A Colorectal cancer/normal tissue samples were collected for western blot analysis, and the level of Rap2b was quantified. Statistical analysis was performed using a two-tailed t-test. ****P < 0.0001. n = 3 biological replicates. B Design strategy of the peptide PTG-101, which binds to the palmitoylation peptide of Rap2b. PDB code: 1X0C. C HCT-116 cells were incubated with different concentrations of PTG-101, and the level of palmitoylated Rap2b (palm-Rap2b) was evaluated by RAC assay. D HCT-116 cells expressing Flag-Rap2b were treated with or without PTG-101 and analyzed by immunofluorescence microscopy. E, F HCT-116 cells expressing Flag-Rap2b were treated with or without PTG-101 and subjected to cytosol/membrane fractionation. The fractions were analyzed by western blot and quantified. Statistical analysis was performed using a two-tailed t-test. ****P < 0.0001. n = 3 biological replicates. G Rap2b-KO cells expressing Flag-Rap2b were treated with or without PTG-101 and subjected to a wound-healing assay. Statistical analysis was performed using a two-tailed t-test. ****P < 0.0001. n = 3 biological replicates. H Rap2b-KO cells expressing Flag-Rap2b were treated with or without PTG-101 and subjected to transwell and matrigel invasion assays. Statistical analysis was performed using a two-tailed t-test. **P < 0.01. n = 3 biological replicates.
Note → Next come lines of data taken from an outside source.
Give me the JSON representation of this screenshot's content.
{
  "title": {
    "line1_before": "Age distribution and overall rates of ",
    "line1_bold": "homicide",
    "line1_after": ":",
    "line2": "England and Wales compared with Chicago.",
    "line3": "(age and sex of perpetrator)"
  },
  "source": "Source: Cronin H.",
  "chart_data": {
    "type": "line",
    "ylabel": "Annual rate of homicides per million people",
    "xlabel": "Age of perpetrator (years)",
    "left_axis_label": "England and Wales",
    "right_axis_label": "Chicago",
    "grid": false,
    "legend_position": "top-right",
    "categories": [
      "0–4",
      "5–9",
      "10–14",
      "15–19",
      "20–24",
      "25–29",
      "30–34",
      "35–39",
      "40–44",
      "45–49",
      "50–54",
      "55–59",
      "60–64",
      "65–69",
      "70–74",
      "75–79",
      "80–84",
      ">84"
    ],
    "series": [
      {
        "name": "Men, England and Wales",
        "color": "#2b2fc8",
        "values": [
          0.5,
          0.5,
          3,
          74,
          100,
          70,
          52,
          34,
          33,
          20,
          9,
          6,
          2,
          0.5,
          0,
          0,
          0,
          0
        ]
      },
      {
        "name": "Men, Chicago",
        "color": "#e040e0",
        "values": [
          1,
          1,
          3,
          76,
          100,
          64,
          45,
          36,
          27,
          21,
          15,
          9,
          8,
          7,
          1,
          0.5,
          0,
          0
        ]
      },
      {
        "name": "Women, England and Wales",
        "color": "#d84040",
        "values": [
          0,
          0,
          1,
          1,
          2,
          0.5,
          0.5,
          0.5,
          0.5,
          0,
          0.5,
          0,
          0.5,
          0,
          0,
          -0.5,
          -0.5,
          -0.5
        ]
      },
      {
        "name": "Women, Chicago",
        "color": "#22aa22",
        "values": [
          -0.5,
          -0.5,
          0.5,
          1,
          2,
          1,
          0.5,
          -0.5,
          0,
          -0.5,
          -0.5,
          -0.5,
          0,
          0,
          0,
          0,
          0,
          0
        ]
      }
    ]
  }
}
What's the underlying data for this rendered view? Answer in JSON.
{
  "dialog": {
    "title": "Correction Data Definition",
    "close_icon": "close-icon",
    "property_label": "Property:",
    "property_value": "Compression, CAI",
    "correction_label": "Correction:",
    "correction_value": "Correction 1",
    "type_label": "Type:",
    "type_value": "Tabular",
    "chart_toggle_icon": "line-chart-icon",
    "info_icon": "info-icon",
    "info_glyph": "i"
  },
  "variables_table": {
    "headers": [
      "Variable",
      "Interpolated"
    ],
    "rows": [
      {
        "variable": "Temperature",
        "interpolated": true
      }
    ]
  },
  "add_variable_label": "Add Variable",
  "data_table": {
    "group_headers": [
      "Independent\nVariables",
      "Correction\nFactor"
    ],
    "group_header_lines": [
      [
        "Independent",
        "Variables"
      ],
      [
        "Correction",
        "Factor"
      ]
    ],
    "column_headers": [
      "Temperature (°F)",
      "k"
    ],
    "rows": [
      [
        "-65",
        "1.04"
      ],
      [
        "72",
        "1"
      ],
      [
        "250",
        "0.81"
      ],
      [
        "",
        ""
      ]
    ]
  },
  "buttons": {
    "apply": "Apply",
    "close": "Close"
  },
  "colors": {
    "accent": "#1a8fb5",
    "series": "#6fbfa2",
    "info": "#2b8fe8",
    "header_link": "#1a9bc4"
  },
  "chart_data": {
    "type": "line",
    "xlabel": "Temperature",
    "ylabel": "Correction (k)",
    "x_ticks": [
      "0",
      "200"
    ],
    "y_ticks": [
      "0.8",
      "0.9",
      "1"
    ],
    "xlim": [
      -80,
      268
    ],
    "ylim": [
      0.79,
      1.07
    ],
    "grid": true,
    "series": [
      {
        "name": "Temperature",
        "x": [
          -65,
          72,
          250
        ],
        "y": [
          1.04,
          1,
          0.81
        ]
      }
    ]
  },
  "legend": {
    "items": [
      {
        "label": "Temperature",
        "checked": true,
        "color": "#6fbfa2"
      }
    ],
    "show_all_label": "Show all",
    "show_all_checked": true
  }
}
Data are presented as mean ± S.E.M.

Fig. 8. Inhibiting Rap2b palmitoylation by PTG-101 suppresses metastasis in xenograft mouse model of CRC.
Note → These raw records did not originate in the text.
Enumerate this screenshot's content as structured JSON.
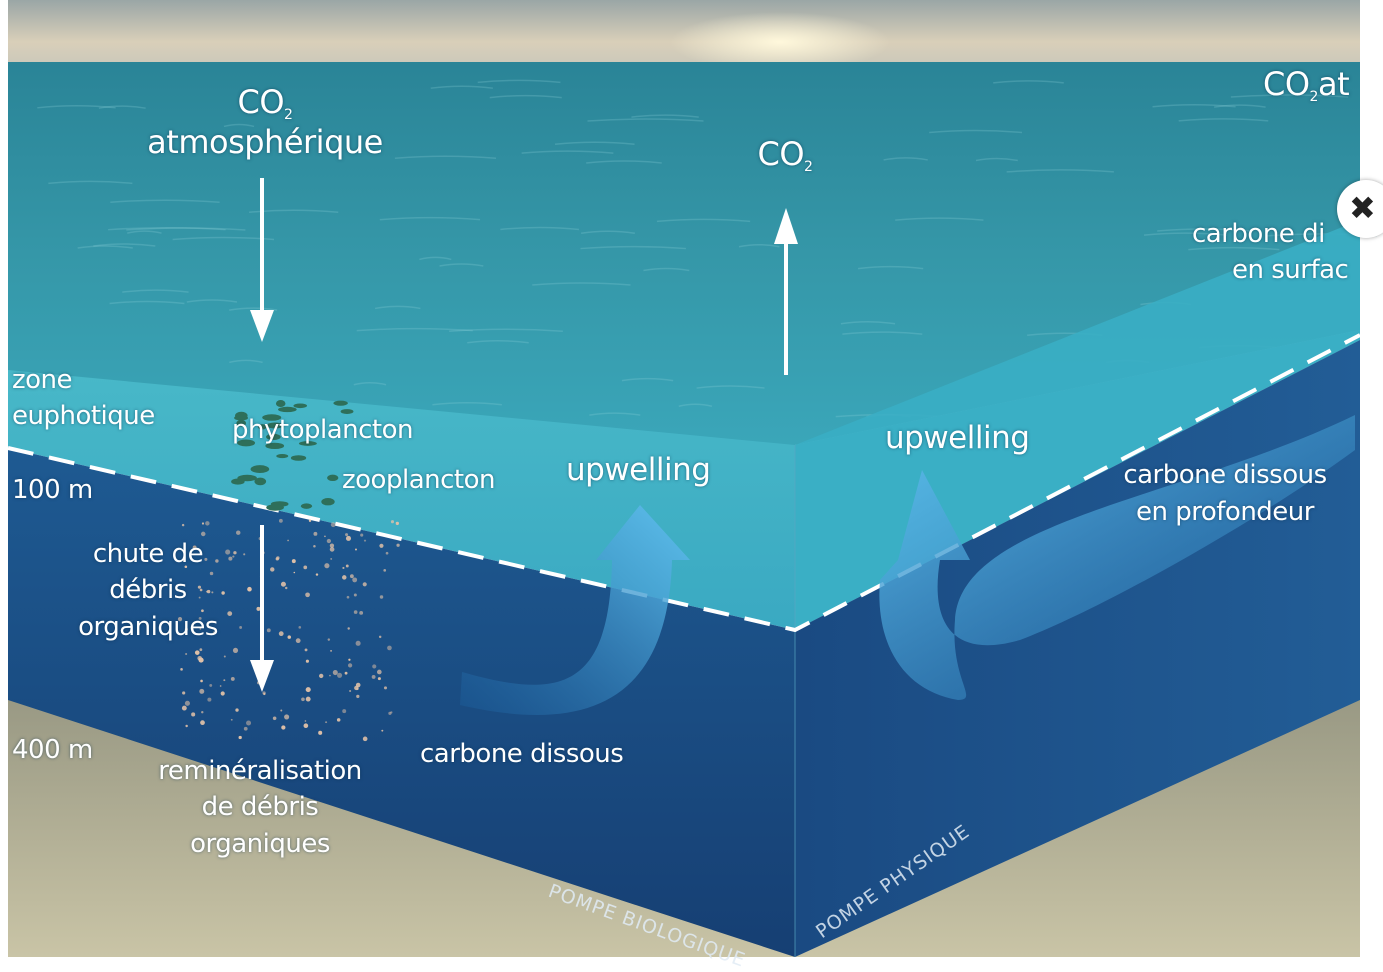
{
  "labels": {
    "co2_atm": "CO",
    "co2_atm_sub": "2",
    "atmospherique": "atmosphérique",
    "co2_up": "CO",
    "co2_up_sub": "2",
    "co2_right": "CO",
    "co2_right_sub": "2",
    "co2_right_tail": "at",
    "carbone_surface_1": "carbone di",
    "carbone_surface_2": "en surfac",
    "zone": "zone",
    "euphotique": "euphotique",
    "phytoplancton": "phytoplancton",
    "zooplancton": "zooplancton",
    "upwelling_left": "upwelling",
    "upwelling_right": "upwelling",
    "carbone_profondeur_1": "carbone dissous",
    "carbone_profondeur_2": "en profondeur",
    "depth_100": "100 m",
    "depth_400": "400 m",
    "chute_1": "chute de",
    "chute_2": "débris",
    "chute_3": "organiques",
    "carbone_dissous": "carbone dissous",
    "remin_1": "reminéralisation",
    "remin_2": "de débris",
    "remin_3": "organiques",
    "pompe_bio": "POMPE BIOLOGIQUE",
    "pompe_phys": "POMPE PHYSIQUE"
  },
  "colors": {
    "sky": "#c9c4b4",
    "sea_surface": "#2f8e9e",
    "euphotic_water": "#3fb0c4",
    "deep_water": "#1d4f86",
    "sea_floor": "#a9a48c",
    "arrow": "#3aa0dc"
  },
  "close_icon": "close-icon"
}
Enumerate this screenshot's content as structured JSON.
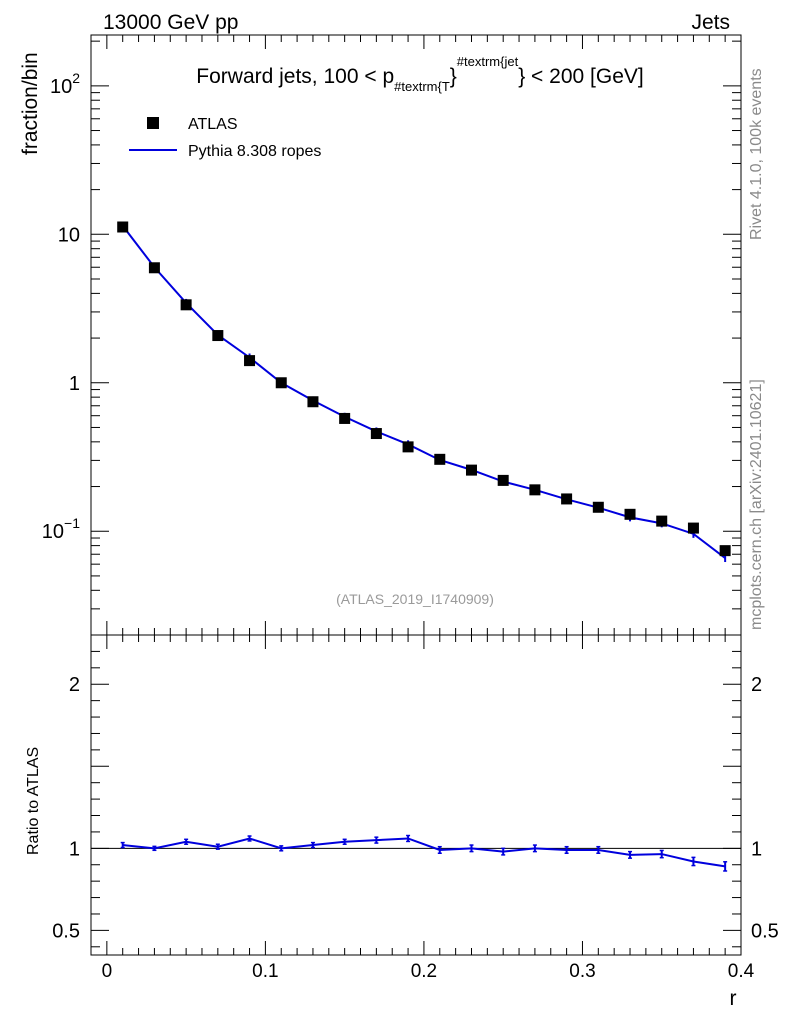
{
  "header": {
    "left": "13000 GeV pp",
    "right": "Jets"
  },
  "side_labels": {
    "top": "Rivet 4.1.0,  100k events",
    "bottom": "mcplots.cern.ch [arXiv:2401.10621]"
  },
  "chart_data": [
    {
      "type": "scatter",
      "title": "Forward jets, 100 < p",
      "title_sub": "#textrm{T",
      "title_sup": "#textrm{jet",
      "title_tail": " < 200 [GeV]",
      "watermark": "(ATLAS_2019_I1740909)",
      "ylabel": "fraction/bin",
      "yscale": "log",
      "ylim": [
        0.02,
        220
      ],
      "xlim": [
        -0.01,
        0.4
      ],
      "yticks": [
        {
          "v": 0.1,
          "base": "10",
          "exp": "−1"
        },
        {
          "v": 1,
          "label": "1"
        },
        {
          "v": 10,
          "label": "10"
        },
        {
          "v": 100,
          "base": "10",
          "exp": "2"
        }
      ],
      "legend": [
        {
          "name": "ATLAS",
          "marker": "square",
          "color": "#000000"
        },
        {
          "name": "Pythia 8.308 ropes",
          "marker": "line",
          "color": "#0000dd"
        }
      ],
      "series": [
        {
          "name": "ATLAS",
          "color": "#000000",
          "x": [
            0.01,
            0.03,
            0.05,
            0.07,
            0.09,
            0.11,
            0.13,
            0.15,
            0.17,
            0.19,
            0.21,
            0.23,
            0.25,
            0.27,
            0.29,
            0.31,
            0.33,
            0.35,
            0.37,
            0.39
          ],
          "y": [
            11.2,
            5.95,
            3.35,
            2.08,
            1.41,
            1.0,
            0.745,
            0.575,
            0.455,
            0.37,
            0.305,
            0.258,
            0.22,
            0.19,
            0.165,
            0.145,
            0.13,
            0.117,
            0.105,
            0.074
          ]
        },
        {
          "name": "Pythia 8.308 ropes",
          "color": "#0000dd",
          "x": [
            0.01,
            0.03,
            0.05,
            0.07,
            0.09,
            0.11,
            0.13,
            0.15,
            0.17,
            0.19,
            0.21,
            0.23,
            0.25,
            0.27,
            0.29,
            0.31,
            0.33,
            0.35,
            0.37,
            0.39
          ],
          "y": [
            11.4,
            6.0,
            3.45,
            2.1,
            1.48,
            1.0,
            0.76,
            0.59,
            0.47,
            0.385,
            0.302,
            0.259,
            0.216,
            0.19,
            0.164,
            0.144,
            0.124,
            0.113,
            0.096,
            0.066
          ]
        }
      ]
    },
    {
      "type": "line",
      "ylabel": "Ratio to ATLAS",
      "xlabel": "r",
      "ylim": [
        0.35,
        2.3
      ],
      "xlim": [
        -0.01,
        0.4
      ],
      "yticks": [
        0.5,
        1,
        2
      ],
      "xticks": [
        0,
        0.1,
        0.2,
        0.3,
        0.4
      ],
      "xtick_labels": [
        "0",
        "0.1",
        "0.2",
        "0.3",
        "0.4"
      ],
      "reference": 1,
      "series": [
        {
          "name": "Pythia 8.308 ropes",
          "color": "#0000dd",
          "x": [
            0.01,
            0.03,
            0.05,
            0.07,
            0.09,
            0.11,
            0.13,
            0.15,
            0.17,
            0.19,
            0.21,
            0.23,
            0.25,
            0.27,
            0.29,
            0.31,
            0.33,
            0.35,
            0.37,
            0.39
          ],
          "y": [
            1.02,
            1.0,
            1.04,
            1.01,
            1.06,
            1.0,
            1.02,
            1.04,
            1.05,
            1.06,
            0.99,
            1.0,
            0.98,
            1.0,
            0.99,
            0.99,
            0.96,
            0.965,
            0.92,
            0.89
          ],
          "err": [
            0.015,
            0.012,
            0.015,
            0.015,
            0.015,
            0.015,
            0.015,
            0.015,
            0.018,
            0.018,
            0.02,
            0.02,
            0.02,
            0.02,
            0.02,
            0.02,
            0.02,
            0.022,
            0.025,
            0.028
          ]
        }
      ]
    }
  ]
}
A, B HCT-116 cells expressing Rap2b or Rap2b-2CS were injected into the tail vein to establish a xenograft mouse model. One group was treated with PTG-101 and imaged for luciferase fluorescence at day 45. C Mouse lungs from different groups were paraffin-sectioned and subjected to HE staining. D Mouse body weight was recorded every other day throughout the establishment of the xenograft mouse model. Statistical analysis was performed using one-way ANOVA followed by Tukey’s post hoc test. ****P < 0.0001. n = 8 for each group. E Kaplan–Meier plot comparing lifespans between groups. P values were calculated using the log-rank test. *P < 0.05. n = 8 for each group. F, G Mouse lung homogenates from different groups were analyzed by western blot and quantified. Statistical analysis was performed using one-way ANOVA followed by Tukey’s post hoc test. **P < 0.01. n = 3 biological replicates. Data are presented as mean ± S.E.M. H Schematic representation of the potential pathological mechanism mediated by Rap2b palmitoylation to promote CRC metastasis. EGF/EGFR activates PI3K, leading to the phosphorylation of ABHD17a. This deactivates ABHD17a, resulting in elevated levels of palmitoylated Rap2b. Palmitoylated Rap2b enhances downstream signaling of AKT and GSK3β, promoting CRC metastasis. PTG-101, a peptide blocker of the palmitoylation sites (C176/C177) of Rap2b, inhibits Rap2b palmitoylation, causing Rap2b to be relocated from the plasma membrane. This disrupts signaling transmission, suppresses AKT and GSK3β phosphorylation, and ultimately inhibits CRC metastasis.